@ozican
|
Sakinler. İzin verdi. İstediği bitkileri alma hakkına sahip olmuştu. Ama öyle kolay da olmayacaktı. Bu cesareti burada da geçerli miydi? Yapacakları kendi kaderine kalmıştı. Kendiyle savaş içerisinde olacaktı. Zada'nın bu durumdan haberi yoktu. İçeri girdi. Büyüleyici bitkiler tam karşısında onu karşılıyordu. İçine çektiği koku onun başını döndürmeye başlamıştı. Yavaş yavaş kendinden geçiyordu. Gülümseyiş bütün yorgunluğunu almış gibiydi. Kendini sonsuzluk bulutlarında hissediyordu. Yurudukçe dengesini kaybetmeye başladı. Biraz sonra ayağı boßluğa denk geldi. Aşağısı çiçeklerin oluştuğu küçük bir çukur birikintisi halindeydi. Zada için hiçte fena görünmüyordu. Yorgunluğunu alan güzel bir yatak hissi uyandırıyordu. Biraz sonra Belen'in silüetinde biri belirdi. Ayaklarında halhal, kırmızılara bürünmüş... Başında altın rengi şıngırdayan taç ve tokaları. Eline aldığı o eşsiz çiçekleri burnuna götürüyordu. Hafif sırıtış vardı. Gerçekten bu Belen miydi? Dişleri o küçük aradan görünüyordu. Berrak denizin kayıp incisi gibi duruyordu. Zada ellerini şimdi daha da kuvvetle açtı. Kucaklar edayla kendini ona doğru bıraktı. Süzülüyordu. Başkası olsa onu ölümün eşiğinde olan küçük, çaresiz bir kuş zannederdi. Belen'e kavuşuyordu. Yorulmuştu. Son zamanlarda onu fazlasıyla özlüyordu. Sonunda ona kavuşuyordu. Hâlâ suzuluyordu. Zaman kavramı bu çukurda daha yavaş ve sonsuzlukta akıyordu. Saatler geçti. Zada hiçbir şeyin fsrkında değildi. Belki de farkında olmak istemiyordu? Bu sonsuzluk rüyası onun için ödül niteliğindeydi aslında. Göremediği Belen şu an sağlıklı ve onu görüyordu. Sakinlerden biri sonucu merak ettiği için gizlice gelip onu izlemeye karar vermişti. Yureği ağzındaydı. Yoksa başarısız mı olacskfı bu akılsız, aşk sarhoşu tanrı? Süre dsralıyordu. Birden kendine gelmeye başladı. Geldiği anda çicek çukurunda kendini buldu.
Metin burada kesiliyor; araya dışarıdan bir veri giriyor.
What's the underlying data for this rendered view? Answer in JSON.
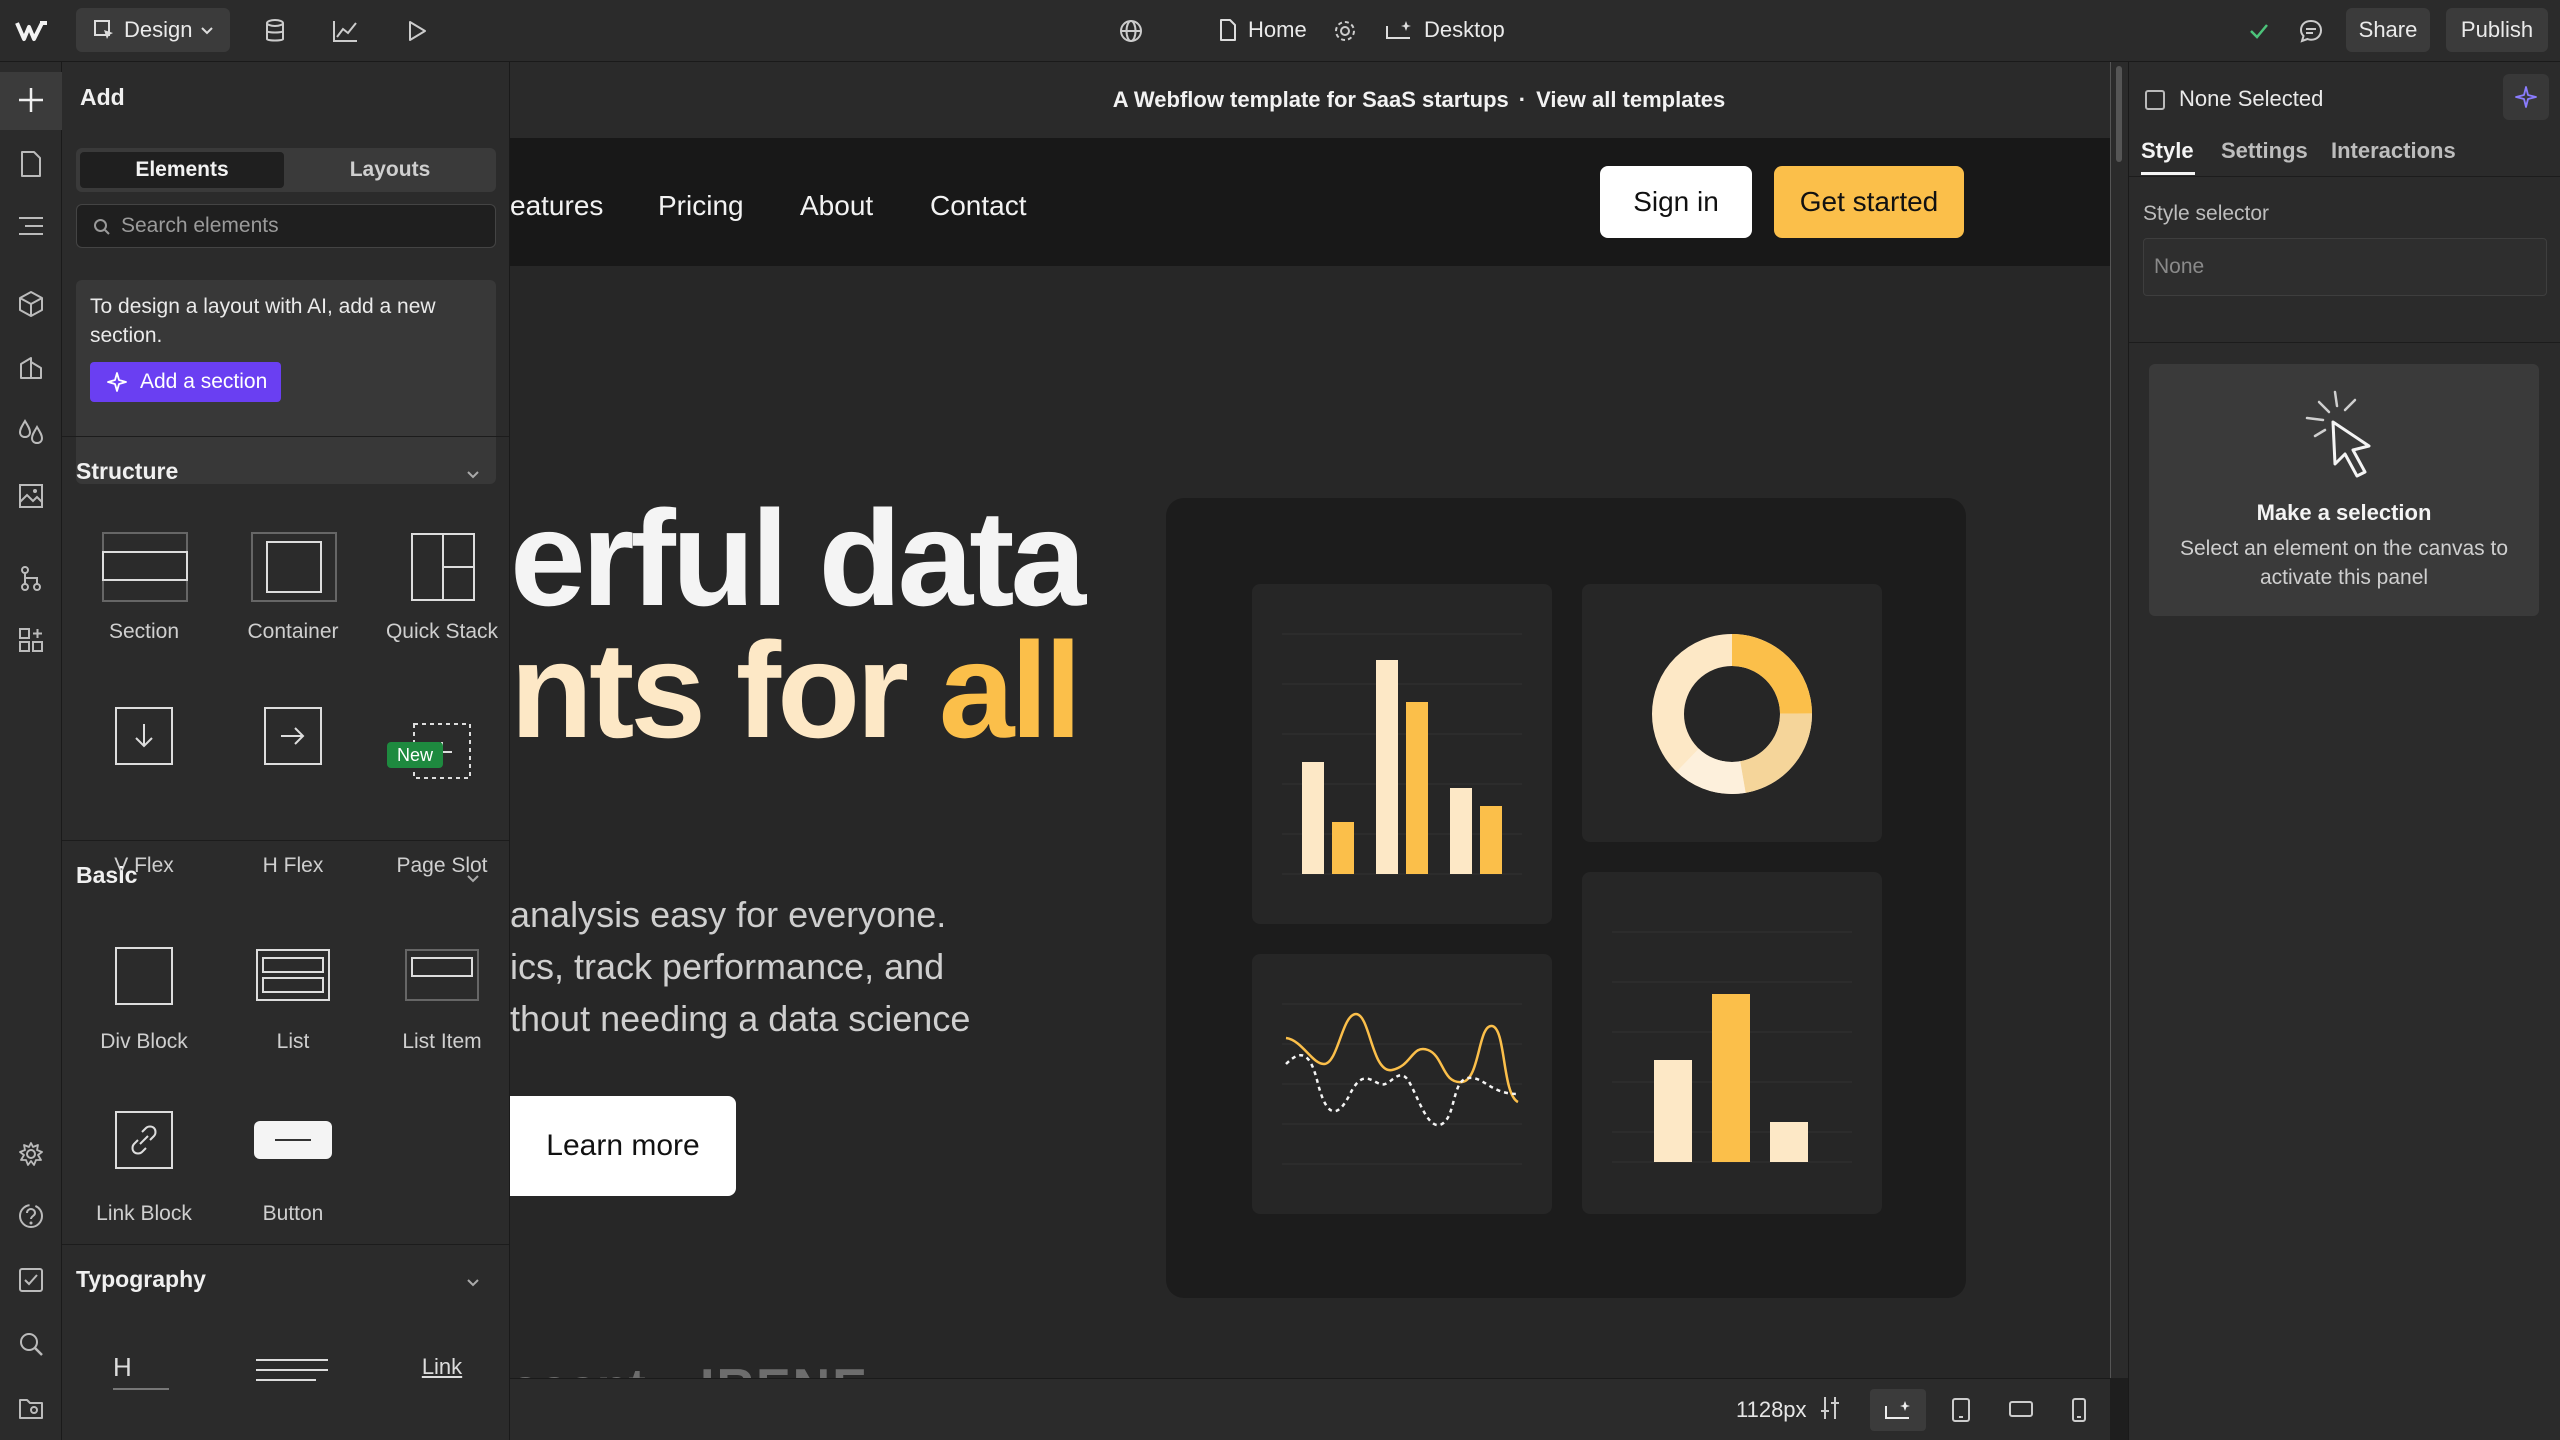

Belen'in kollarındaydı. Şimdi birbirini tutmuş, sarılıyordu. Belen ona gülümsüyordu. Çiçekten tacı Zadaya takıverdi.
_Seni Özledim! _Ben de!
Aklı yerinde olmayan bir aşk sarhoşu gibiydi Zada. Ne yapılmalıydı? Belen olduğu yerde doğruldu. Ayağındaki hal hal onu daha da çekici gösteriyordu. Şimdi tekrardan Zada'nın kollarına kendini attı. Kucağında ona sımsıkı sarılıyordu. Göz göze nefes nefese... Zada içindeki kıpırtıyı kontrol edemiyordu. Kalbi, onun atışları sanki o çukurda yankı buluyordu. Kırmızı dudağından bir öpücük Zada'nın çoktan burnuna konmuştu. Zada buna nasıl larşı koyacaktı? Dudağına yaklaştı... Daha fazla hem de fazlaca sıkı sarıldı. ...
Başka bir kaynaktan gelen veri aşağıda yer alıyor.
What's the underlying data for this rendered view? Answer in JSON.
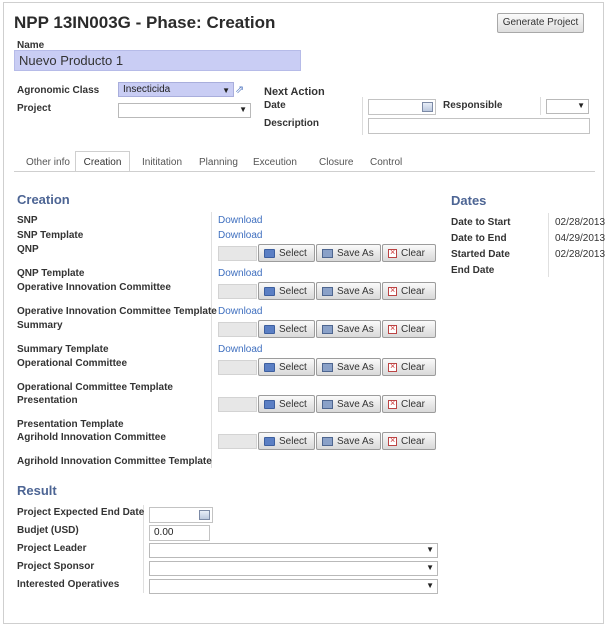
{
  "header": {
    "title": "NPP 13IN003G - Phase: Creation",
    "generate_button": "Generate Project"
  },
  "form": {
    "name_label": "Name",
    "name_value": "Nuevo Producto 1",
    "agronomic_label": "Agronomic Class",
    "agronomic_value": "Insecticida",
    "project_label": "Project",
    "project_value": "",
    "next_action_label": "Next Action",
    "date_label": "Date",
    "description_label": "Description",
    "responsible_label": "Responsible"
  },
  "tabs": [
    "Other info",
    "Creation",
    "Inititation",
    "Planning",
    "Exceution",
    "Closure",
    "Control"
  ],
  "creation": {
    "title": "Creation",
    "buttons": {
      "select": "Select",
      "save_as": "Save As",
      "clear": "Clear"
    },
    "download": "Download",
    "rows": [
      "SNP",
      "SNP Template",
      "QNP",
      "QNP Template",
      "Operative Innovation Committee",
      "Operative Innovation Committee Template",
      "Summary",
      "Summary Template",
      "Operational Committee",
      "Operational Committee Template",
      "Presentation",
      "Presentation Template",
      "Agrihold Innovation Committee",
      "Agrihold Innovation Committee Template"
    ]
  },
  "dates": {
    "title": "Dates",
    "items": [
      {
        "label": "Date to Start",
        "value": "02/28/2013"
      },
      {
        "label": "Date to End",
        "value": "04/29/2013"
      },
      {
        "label": "Started Date",
        "value": "02/28/2013"
      },
      {
        "label": "End Date",
        "value": ""
      }
    ]
  },
  "result": {
    "title": "Result",
    "expected_end_label": "Project Expected End Date",
    "budget_label": "Budjet (USD)",
    "budget_value": "0.00",
    "leader_label": "Project Leader",
    "sponsor_label": "Project Sponsor",
    "operatives_label": "Interested Operatives"
  },
  "colors": {
    "accent": "#4d6594",
    "link": "#3f6fbf",
    "highlight": "#c9cdf4"
  },
  "icons": [
    "share-icon",
    "calendar-icon",
    "folder-icon",
    "save-icon",
    "clear-icon",
    "chevron-down-icon"
  ]
}
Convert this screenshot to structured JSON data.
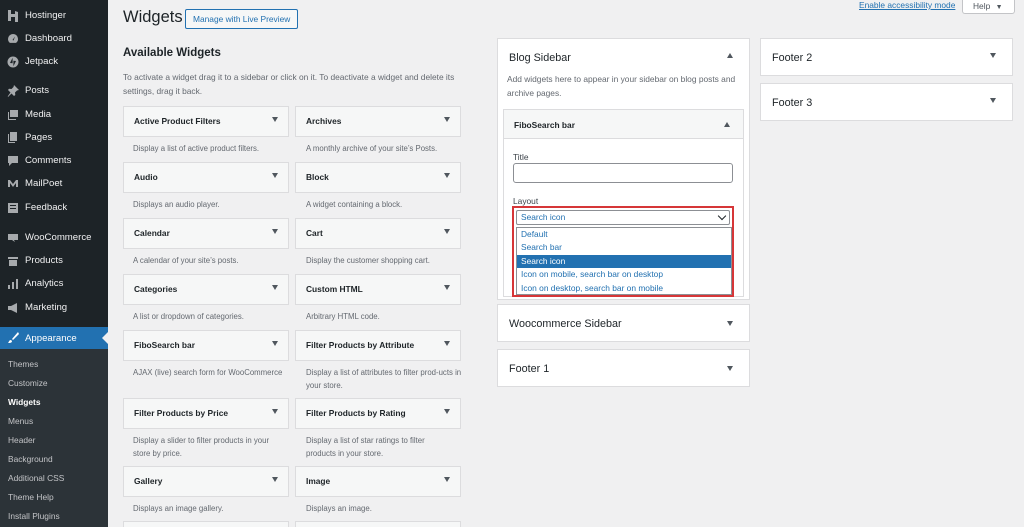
{
  "sidebar": {
    "items": [
      {
        "label": "Hostinger",
        "icon": "hostinger-icon"
      },
      {
        "label": "Dashboard",
        "icon": "dashboard-icon"
      },
      {
        "label": "Jetpack",
        "icon": "jetpack-icon"
      },
      {
        "label": "Posts",
        "icon": "pin-icon"
      },
      {
        "label": "Media",
        "icon": "media-icon"
      },
      {
        "label": "Pages",
        "icon": "pages-icon"
      },
      {
        "label": "Comments",
        "icon": "comment-icon"
      },
      {
        "label": "MailPoet",
        "icon": "mailpoet-icon"
      },
      {
        "label": "Feedback",
        "icon": "feedback-icon"
      },
      {
        "label": "WooCommerce",
        "icon": "woocommerce-icon"
      },
      {
        "label": "Products",
        "icon": "products-icon"
      },
      {
        "label": "Analytics",
        "icon": "analytics-icon"
      },
      {
        "label": "Marketing",
        "icon": "marketing-icon"
      },
      {
        "label": "Appearance",
        "icon": "paintbrush-icon"
      }
    ],
    "submenu": [
      "Themes",
      "Customize",
      "Widgets",
      "Menus",
      "Header",
      "Background",
      "Additional CSS",
      "Theme Help",
      "Install Plugins"
    ],
    "accent_color": "#2271b1"
  },
  "header": {
    "title": "Widgets",
    "live_preview": "Manage with Live Preview",
    "accessibility": "Enable accessibility mode",
    "help": "Help"
  },
  "available": {
    "title": "Available Widgets",
    "description": "To activate a widget drag it to a sidebar or click on it. To deactivate a widget and delete its settings, drag it back.",
    "widgets": [
      {
        "title": "Active Product Filters",
        "desc": "Display a list of active product filters."
      },
      {
        "title": "Archives",
        "desc": "A monthly archive of your site’s Posts."
      },
      {
        "title": "Audio",
        "desc": "Displays an audio player."
      },
      {
        "title": "Block",
        "desc": "A widget containing a block."
      },
      {
        "title": "Calendar",
        "desc": "A calendar of your site’s posts."
      },
      {
        "title": "Cart",
        "desc": "Display the customer shopping cart."
      },
      {
        "title": "Categories",
        "desc": "A list or dropdown of categories."
      },
      {
        "title": "Custom HTML",
        "desc": "Arbitrary HTML code."
      },
      {
        "title": "FiboSearch bar",
        "desc": "AJAX (live) search form for WooCommerce"
      },
      {
        "title": "Filter Products by Attribute",
        "desc": "Display a list of attributes to filter prod-ucts in your store."
      },
      {
        "title": "Filter Products by Price",
        "desc": "Display a slider to filter products in your store by price."
      },
      {
        "title": "Filter Products by Rating",
        "desc": "Display a list of star ratings to filter products in your store."
      },
      {
        "title": "Gallery",
        "desc": "Displays an image gallery."
      },
      {
        "title": "Image",
        "desc": "Displays an image."
      }
    ]
  },
  "areas": {
    "blog_sidebar": {
      "title": "Blog Sidebar",
      "description": "Add widgets here to appear in your sidebar on blog posts and archive pages."
    },
    "fibosearch": {
      "title": "FiboSearch bar",
      "title_label": "Title",
      "title_value": "",
      "layout_label": "Layout",
      "selected": "Search icon",
      "options": [
        "Default",
        "Search bar",
        "Search icon",
        "Icon on mobile, search bar on desktop",
        "Icon on desktop, search bar on mobile"
      ]
    },
    "woocommerce_sidebar": "Woocommerce Sidebar",
    "footer1": "Footer 1",
    "footer2": "Footer 2",
    "footer3": "Footer 3"
  },
  "highlight_color": "#d63638"
}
Gözler birbirine bakıyordu.
_Beni burada bırakmayacaksın değil mi? _Dayanamam Zada! _Sonunda beni buldun! Her şey yerine oturuyor. _Ben Belen! Seni seven gerçek Belen!
Kalbinin kenarında bir boşluk oluştu Belen'in. Yavaş yavaş büyüyordu. Kan... Zada, kanı görür görmez, beyninde uğultular ve birtakım görüntüler hissetti.
"Bir dakika! " "Bu Belen olamazdı! Hayır! Hayır!" Zihnindeki bu sorular yüreğinde keskin kılıç gibi var olmaya başladı. Birden Belen'in gözlerinden kanlar akmaya başladı.
Zada'nın göz kenarına bir damla kan düştü. _Beni bırakmayacaksın değil mi? _Ben Belen! Gerçek olan ben!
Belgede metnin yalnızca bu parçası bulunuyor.